Moral and strategic case for defending open societies


Authoritarian nation-states are using elements of their intelligence and military establishments, via cyber and disinformation operations, to interfere in democracies’ elections, notes Scott Bates, a former Senior Policy Advisor for the U.S. House of Representatives Homeland Security Committee who also taught at the National Defense University.

The threat we face is real. Authoritarian regimes have tested tactics that they can deploy to undermine confidence in the integrity of elections, he writes for the Center for a New American Security:

  • First, they continue cyber activities intended to gain access to confidential campaign information and infiltrate election networks.
  • Second, the same information intervention campaigns used by these powers to inflame existing divisions and discord in the electorate can also be weaponized to spread disinformation about the election process itself.

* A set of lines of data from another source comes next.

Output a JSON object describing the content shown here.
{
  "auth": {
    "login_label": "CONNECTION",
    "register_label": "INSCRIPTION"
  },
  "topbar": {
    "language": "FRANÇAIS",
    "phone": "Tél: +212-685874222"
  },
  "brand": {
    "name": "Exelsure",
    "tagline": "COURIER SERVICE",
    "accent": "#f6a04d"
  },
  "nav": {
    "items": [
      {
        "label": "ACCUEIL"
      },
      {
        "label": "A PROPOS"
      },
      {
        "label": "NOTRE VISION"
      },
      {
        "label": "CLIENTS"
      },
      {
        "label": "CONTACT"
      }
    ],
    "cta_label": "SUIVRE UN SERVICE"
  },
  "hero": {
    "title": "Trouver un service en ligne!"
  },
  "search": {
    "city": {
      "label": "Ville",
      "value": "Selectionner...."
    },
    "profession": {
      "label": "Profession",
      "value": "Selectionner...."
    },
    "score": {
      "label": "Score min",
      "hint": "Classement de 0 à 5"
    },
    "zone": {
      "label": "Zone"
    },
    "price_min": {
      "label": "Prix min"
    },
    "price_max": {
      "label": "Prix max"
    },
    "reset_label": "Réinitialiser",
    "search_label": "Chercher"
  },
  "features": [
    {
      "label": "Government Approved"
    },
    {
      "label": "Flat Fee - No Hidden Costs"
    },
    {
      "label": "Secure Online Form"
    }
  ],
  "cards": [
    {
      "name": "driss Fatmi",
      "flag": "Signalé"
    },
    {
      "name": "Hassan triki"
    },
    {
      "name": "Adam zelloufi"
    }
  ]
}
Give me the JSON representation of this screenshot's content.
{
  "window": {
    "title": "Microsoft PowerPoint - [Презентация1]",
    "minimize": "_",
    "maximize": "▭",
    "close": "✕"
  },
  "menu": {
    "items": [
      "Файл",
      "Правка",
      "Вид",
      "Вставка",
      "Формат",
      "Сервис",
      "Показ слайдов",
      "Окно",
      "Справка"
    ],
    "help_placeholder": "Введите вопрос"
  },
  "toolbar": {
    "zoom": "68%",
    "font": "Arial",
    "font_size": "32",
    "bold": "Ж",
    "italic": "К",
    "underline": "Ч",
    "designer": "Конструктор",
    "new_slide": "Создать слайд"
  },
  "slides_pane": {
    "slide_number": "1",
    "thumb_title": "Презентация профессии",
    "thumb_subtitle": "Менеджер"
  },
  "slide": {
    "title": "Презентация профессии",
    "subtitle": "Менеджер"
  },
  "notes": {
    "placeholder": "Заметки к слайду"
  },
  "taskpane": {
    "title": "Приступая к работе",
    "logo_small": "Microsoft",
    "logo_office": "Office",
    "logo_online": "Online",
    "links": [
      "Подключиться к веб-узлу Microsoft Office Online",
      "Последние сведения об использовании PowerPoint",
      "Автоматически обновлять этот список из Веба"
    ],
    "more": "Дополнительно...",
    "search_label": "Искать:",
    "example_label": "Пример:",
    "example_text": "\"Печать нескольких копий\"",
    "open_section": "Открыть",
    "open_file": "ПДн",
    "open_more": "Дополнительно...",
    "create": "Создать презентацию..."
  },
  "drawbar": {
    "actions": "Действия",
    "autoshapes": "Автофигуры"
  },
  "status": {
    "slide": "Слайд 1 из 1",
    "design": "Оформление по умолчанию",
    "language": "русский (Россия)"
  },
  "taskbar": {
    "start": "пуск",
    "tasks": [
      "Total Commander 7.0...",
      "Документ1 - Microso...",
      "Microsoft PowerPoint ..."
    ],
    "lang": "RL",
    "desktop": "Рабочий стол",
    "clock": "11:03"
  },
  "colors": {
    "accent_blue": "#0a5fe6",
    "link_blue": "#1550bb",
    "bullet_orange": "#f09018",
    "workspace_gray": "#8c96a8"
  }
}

There is a strong moral and strategic case for putting the defense of liberal democracy and open societies at the heart of UK foreign policy, according to a new report from the London-based Foreign Policy Centre. The UK should take advantage of its new comparative diplomatic freedoms to be more nimble and able to take a lead on these issues, adds the report, which welcomes the Government’s commitment that ‘the UK will remain distinctively open and global, working with our allies as a problem-solving and burden-sharing nation, and argues that as an internationally focused middle power it should renew its commitment to a rule-based international order, putting in the hard yards behind the scenes working with partners and institutions both old and new to show it is still committed to multilateralism.

The UK’s Integrated Review of Security, Defence, Development and Foreign Policy takes place not only in the wake of Brexit, COVID-19 and economic turmoil but in the global context of eroding confidence in liberal democracy and the buckling of the rule-based world order, challenged by authoritarians such as revisionist powers Russia and China.

This essay collection, edited by Foreign Policy Centre Director Adam Hug, includes contributions from: Michael Allen (Editor of Democracy Digest and Special Assistant at the National Endowment for Democracy); Dr Jonathan Gilmore (Lecturer at the University of Manchester); Dr Jamie Gaskarth (Reader at the University of Birmingham); Dr Catarina P. Thomson (Senior Lecturer at the University of Exeter), Prof. Thomas J. Scotto (Dean of Learning and Teaching and Professor at the University of Glasgow), and Prof. Jason Reifler (Professor at the University of Exeter); Dr Nicholas Wright (Senior Teaching Fellow at UCL); and Dr Kate Ferguson (Co-Director of Protection Approaches).